The Steam Controller is designed to work with all the games on Steam, including the older titles in the catalog. It features two circular trackpads which provide "haptic" feedback capable of delivering various physical sensations to the player. Each trackpad is also clickable, allowing the entire surface to act as a button. Whole genres of games that were previously only playable with a keyboard and mouse are now accessible from the sofa. Games like first-person shooters that are designed around precise aiming within a large visual field now benefit from the trackpads' high resolution and absolute position control.
The Steam Controller is built around a new generation of precise haptic feedback, employing dual linear resonant actuators. These small electro-magnets are attached to each of the dual trackpads. They are capable of delivering a wide range of force and vibration, allowing precise control over frequency, amplitude, and direction of movement. This haptic capability provides information to the player - delivering in-game information about speed, boundaries, thresholds, textures, action confirmations, or any other events about which game designers want players to be aware. As a parlour trick they can even play audio waveforms and function as speakers.
In the center of the controller is another touch-enabled surface, this one backed by a high-resolution screen. The screen allows an infinite number of discrete actions to be made available to the player, without requiring an infinite number of physical buttons.
The whole screen itself is also clickable, so actions are not invoked by a simple touch, they instead require a click. This allows a player to touch the screen, browse available actions, and only then commit to the one they want. When programmed by game developers using Valve's API, the touch screen can work as a scrolling menu, a radial dial, provide secondary info like a map or use other custom input modes. When a player touches the controller screen, its display is overlayed on top of the game they?re playing, allowing the player to leave their attention squarely on the action.

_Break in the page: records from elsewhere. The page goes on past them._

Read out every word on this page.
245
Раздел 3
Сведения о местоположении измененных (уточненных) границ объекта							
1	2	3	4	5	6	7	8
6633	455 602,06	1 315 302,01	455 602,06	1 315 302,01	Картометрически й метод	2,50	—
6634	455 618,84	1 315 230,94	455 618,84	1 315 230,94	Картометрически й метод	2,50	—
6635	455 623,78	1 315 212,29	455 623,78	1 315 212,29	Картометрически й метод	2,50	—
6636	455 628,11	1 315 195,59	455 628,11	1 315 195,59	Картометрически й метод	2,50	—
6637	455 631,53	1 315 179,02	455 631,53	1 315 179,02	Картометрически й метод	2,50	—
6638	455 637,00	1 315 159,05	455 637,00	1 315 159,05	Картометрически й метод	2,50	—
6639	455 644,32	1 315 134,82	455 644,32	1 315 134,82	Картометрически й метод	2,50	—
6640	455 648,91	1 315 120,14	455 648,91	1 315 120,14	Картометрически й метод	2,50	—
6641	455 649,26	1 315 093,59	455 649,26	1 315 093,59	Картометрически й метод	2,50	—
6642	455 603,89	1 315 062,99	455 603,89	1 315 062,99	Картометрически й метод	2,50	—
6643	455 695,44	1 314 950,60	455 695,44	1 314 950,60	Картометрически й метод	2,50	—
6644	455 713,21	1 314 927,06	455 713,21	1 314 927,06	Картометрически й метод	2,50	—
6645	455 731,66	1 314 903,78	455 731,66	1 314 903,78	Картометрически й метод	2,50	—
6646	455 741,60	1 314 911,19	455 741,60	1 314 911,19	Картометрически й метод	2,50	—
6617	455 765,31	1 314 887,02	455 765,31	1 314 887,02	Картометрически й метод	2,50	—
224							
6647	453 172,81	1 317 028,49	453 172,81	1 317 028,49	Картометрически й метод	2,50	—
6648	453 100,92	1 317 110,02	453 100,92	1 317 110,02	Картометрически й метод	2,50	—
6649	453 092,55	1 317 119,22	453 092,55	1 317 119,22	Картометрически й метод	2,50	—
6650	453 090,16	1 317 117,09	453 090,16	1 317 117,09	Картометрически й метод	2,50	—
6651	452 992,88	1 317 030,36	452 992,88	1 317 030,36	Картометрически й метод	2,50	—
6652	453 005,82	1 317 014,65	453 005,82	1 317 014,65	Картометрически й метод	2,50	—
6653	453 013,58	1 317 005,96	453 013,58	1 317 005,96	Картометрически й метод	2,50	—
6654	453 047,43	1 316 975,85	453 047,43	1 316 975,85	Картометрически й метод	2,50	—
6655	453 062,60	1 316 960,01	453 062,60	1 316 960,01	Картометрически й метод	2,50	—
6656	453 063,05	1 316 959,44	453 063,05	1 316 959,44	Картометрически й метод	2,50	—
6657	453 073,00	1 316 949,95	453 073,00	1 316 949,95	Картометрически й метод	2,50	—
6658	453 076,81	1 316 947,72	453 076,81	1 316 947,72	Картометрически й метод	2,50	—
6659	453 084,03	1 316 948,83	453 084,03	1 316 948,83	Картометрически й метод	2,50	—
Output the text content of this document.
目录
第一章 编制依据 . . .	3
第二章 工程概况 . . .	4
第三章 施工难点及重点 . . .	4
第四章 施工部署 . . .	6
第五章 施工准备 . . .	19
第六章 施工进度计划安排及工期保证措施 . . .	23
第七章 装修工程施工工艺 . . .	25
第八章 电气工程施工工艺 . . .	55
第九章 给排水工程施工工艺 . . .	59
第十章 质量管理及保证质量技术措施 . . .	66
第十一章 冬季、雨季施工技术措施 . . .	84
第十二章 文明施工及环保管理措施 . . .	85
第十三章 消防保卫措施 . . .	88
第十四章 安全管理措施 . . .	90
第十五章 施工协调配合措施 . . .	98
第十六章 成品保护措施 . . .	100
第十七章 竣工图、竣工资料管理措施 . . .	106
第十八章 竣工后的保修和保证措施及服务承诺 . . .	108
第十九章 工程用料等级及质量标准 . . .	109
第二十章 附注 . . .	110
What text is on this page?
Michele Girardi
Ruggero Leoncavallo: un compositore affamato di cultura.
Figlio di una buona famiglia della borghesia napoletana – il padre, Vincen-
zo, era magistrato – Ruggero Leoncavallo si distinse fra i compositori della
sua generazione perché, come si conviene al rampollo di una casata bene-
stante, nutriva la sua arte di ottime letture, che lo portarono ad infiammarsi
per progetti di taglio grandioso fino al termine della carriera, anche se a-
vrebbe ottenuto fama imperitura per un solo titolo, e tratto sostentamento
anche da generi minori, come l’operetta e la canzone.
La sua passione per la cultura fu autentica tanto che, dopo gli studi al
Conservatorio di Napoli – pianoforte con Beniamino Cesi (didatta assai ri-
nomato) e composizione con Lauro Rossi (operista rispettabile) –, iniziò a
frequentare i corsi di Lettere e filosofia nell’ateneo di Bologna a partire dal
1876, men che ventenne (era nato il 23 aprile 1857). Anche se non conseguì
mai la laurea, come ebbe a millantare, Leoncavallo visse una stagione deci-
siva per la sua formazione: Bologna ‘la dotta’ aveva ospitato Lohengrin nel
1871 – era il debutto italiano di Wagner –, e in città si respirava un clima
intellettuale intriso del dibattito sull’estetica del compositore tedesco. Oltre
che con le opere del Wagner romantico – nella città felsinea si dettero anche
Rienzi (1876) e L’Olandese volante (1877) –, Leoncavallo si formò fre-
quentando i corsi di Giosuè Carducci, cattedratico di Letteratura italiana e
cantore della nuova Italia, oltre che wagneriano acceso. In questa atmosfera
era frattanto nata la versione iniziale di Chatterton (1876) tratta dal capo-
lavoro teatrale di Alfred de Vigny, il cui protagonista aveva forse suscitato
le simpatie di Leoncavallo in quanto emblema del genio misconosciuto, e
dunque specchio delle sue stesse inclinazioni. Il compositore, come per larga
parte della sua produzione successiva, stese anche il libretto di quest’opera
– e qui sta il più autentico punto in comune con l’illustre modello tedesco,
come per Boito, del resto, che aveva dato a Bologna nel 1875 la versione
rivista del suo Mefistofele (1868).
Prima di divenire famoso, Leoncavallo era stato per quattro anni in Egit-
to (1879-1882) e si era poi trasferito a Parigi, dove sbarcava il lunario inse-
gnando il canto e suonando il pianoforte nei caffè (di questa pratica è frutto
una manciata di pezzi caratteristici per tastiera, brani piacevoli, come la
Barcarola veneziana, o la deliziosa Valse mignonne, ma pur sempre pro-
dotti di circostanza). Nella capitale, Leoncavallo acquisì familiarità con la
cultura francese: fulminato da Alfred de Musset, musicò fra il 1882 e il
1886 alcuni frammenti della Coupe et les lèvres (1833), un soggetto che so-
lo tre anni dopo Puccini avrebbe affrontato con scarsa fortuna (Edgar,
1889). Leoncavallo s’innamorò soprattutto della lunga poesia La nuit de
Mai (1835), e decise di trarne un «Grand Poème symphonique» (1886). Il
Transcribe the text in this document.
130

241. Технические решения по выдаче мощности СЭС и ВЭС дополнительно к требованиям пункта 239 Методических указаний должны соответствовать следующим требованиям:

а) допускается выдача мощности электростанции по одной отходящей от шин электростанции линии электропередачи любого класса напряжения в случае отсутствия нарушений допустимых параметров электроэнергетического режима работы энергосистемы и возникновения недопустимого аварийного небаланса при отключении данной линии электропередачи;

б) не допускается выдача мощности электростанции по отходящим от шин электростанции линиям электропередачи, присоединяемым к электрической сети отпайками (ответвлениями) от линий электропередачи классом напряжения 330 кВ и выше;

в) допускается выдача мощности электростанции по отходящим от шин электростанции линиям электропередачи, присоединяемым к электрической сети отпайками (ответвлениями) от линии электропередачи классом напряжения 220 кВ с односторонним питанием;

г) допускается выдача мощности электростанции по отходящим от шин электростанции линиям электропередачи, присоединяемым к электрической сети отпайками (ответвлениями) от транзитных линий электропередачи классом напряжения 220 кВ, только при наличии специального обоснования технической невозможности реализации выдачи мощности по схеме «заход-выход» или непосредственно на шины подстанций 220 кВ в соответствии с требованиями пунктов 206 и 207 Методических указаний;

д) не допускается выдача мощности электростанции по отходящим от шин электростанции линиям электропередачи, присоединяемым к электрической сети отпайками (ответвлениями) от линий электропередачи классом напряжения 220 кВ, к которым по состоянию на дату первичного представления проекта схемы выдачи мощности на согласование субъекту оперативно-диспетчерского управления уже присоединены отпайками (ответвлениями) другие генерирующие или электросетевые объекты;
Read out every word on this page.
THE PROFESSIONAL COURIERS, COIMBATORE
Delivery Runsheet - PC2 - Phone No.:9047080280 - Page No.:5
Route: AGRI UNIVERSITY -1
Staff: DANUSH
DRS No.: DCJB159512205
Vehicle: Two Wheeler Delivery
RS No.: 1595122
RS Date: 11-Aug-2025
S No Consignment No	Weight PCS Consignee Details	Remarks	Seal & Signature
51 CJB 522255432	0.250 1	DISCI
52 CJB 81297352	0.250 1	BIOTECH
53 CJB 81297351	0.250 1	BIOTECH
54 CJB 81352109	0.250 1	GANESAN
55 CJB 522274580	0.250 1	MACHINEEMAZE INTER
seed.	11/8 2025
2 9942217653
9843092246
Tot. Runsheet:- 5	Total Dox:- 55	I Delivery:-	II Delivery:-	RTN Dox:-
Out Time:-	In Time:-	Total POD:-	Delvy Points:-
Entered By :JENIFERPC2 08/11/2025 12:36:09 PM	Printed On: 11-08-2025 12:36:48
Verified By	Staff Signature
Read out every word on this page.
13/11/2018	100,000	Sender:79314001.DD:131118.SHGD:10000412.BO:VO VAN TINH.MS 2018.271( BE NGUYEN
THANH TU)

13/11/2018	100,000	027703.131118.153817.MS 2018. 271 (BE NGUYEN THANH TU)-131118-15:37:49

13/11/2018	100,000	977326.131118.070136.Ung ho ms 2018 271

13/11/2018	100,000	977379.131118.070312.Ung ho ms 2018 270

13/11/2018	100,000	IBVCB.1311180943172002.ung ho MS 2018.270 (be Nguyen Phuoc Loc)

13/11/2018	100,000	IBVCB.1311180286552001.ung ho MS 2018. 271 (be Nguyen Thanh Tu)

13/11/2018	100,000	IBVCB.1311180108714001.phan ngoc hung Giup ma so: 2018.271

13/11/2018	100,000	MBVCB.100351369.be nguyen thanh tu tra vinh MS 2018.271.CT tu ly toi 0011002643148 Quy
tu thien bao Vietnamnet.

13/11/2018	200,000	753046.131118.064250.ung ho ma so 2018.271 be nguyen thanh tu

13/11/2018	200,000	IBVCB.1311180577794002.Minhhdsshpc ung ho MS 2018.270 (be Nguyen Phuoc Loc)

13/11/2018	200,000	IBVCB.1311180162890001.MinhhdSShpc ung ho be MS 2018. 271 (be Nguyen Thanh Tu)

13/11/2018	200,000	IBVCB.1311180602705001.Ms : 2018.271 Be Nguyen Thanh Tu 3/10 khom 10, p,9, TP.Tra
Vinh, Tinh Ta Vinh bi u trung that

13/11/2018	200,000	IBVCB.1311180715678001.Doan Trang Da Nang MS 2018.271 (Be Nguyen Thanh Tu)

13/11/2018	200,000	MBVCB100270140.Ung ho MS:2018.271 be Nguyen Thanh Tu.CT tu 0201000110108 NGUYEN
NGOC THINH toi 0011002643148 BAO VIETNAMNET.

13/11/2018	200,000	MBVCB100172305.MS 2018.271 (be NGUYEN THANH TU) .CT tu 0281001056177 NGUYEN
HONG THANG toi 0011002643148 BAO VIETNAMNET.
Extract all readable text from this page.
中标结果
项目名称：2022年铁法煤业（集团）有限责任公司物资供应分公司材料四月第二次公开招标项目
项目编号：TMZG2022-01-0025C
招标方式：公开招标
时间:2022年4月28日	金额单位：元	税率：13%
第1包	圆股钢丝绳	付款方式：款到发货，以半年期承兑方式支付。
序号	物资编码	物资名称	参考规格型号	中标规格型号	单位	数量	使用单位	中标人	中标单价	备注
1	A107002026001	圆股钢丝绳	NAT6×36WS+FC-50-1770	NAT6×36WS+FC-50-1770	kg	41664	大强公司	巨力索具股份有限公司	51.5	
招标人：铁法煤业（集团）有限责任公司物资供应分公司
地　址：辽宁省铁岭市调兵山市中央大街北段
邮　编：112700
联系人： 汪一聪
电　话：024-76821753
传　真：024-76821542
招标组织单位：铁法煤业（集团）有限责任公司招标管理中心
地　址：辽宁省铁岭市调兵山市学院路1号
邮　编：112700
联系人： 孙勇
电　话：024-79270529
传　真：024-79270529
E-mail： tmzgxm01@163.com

There are a total of sixteen buttons on the Steam Controller. Half of them are accessible to the player without requiring thumbs to be lifted from the trackpads, including two on the back. All controls and buttons have been placed symmetrically, making left or right handedness switchable via a software config checkbox.
In order to support the full catalog of existing Steam games, Valve has also built in a legacy mode that allows the controller to present itself as a keyboard and mouse.
The Steam Controller was designed from the ground up to be hackable. Valve plans to make tools available that will enable users to participate in all aspects of the experience, from industrial design to electrical engineering.
Gamers have been invited test the device before it goes on sale in 2014. The controller is the third announcement the company has made this week. On Monday, it outlined plans to create an entire Linux-based operating system for running games, and followed up on Wednesday with details of the Steam Machine, essentially a new type of games console.
The controller completes what Valve will hope is a strategy that can shift gamers that use traditional PCs.
The company is to send out 300 early versions of the controller to people who sign up for beta testing.
The Steam Controller is built around a new generation of precise haptic feedback, employing dual linear resonant actuators. These small electro-magnets are attached to each of the dual trackpads. They are capable of delivering a wide range of force and vibration, allowing precise control over frequency, amplitude, and direction of movement. This haptic capability provides information to the player - delivering in-game information about speed, boundaries, thresholds, textures, action confirmations, or any other events about which game designers want players to be aware. As a parlour trick they can even play audio waveforms and function as speakers.
In the center of the controller is another touch-enabled surface, this one backed by a high-resolution screen. The screen allows an infinite number of discrete actions to be made available to the player, without requiring an infinite number of physical buttons.
The whole screen itself is also clickable, so actions are not invoked by a simple touch, they instead require a click. This allows a player to touch the screen, browse available actions, and only then commit to the one they want. When programmed by game developers using Valve's API, the touch screen can work as a scrolling menu, a radial dial, provide secondary info like a map or use other custom input modes. When a player touches the controller screen, its display is overlayed on top of the game they?re playing, allowing the player to leave their attention squarely on the action.
There are a total of sixteen buttons on the Steam Controller. Half of them are accessible to the player without requiring thumbs to be lifted from the trackpads, including two on the back. All controls and buttons have been placed symmetrically, making left or right handedness switchable via a software config checkbox.
In order to support the full catalog of existing Steam games, Valve has also built in a legacy mode that allows the controller to present itself as a keyboard and mouse.
The Steam Controller was designed from the ground up to be hackable. Valve plans to make tools available that will enable users to participate in all aspects of the experience, from industrial design to electrical engineering.
Gamers have been invited test the device before it goes on sale in 2014. The controller is the third announcement the company has made this week. On Monday, it outlined plans to create an entire Linux-based operating system for running games, and followed up on Wednesday with details of the Steam Machine, essentially a new type of games console.
The controller completes what Valve will hope is a strategy that can shift gamers that use traditional PCs.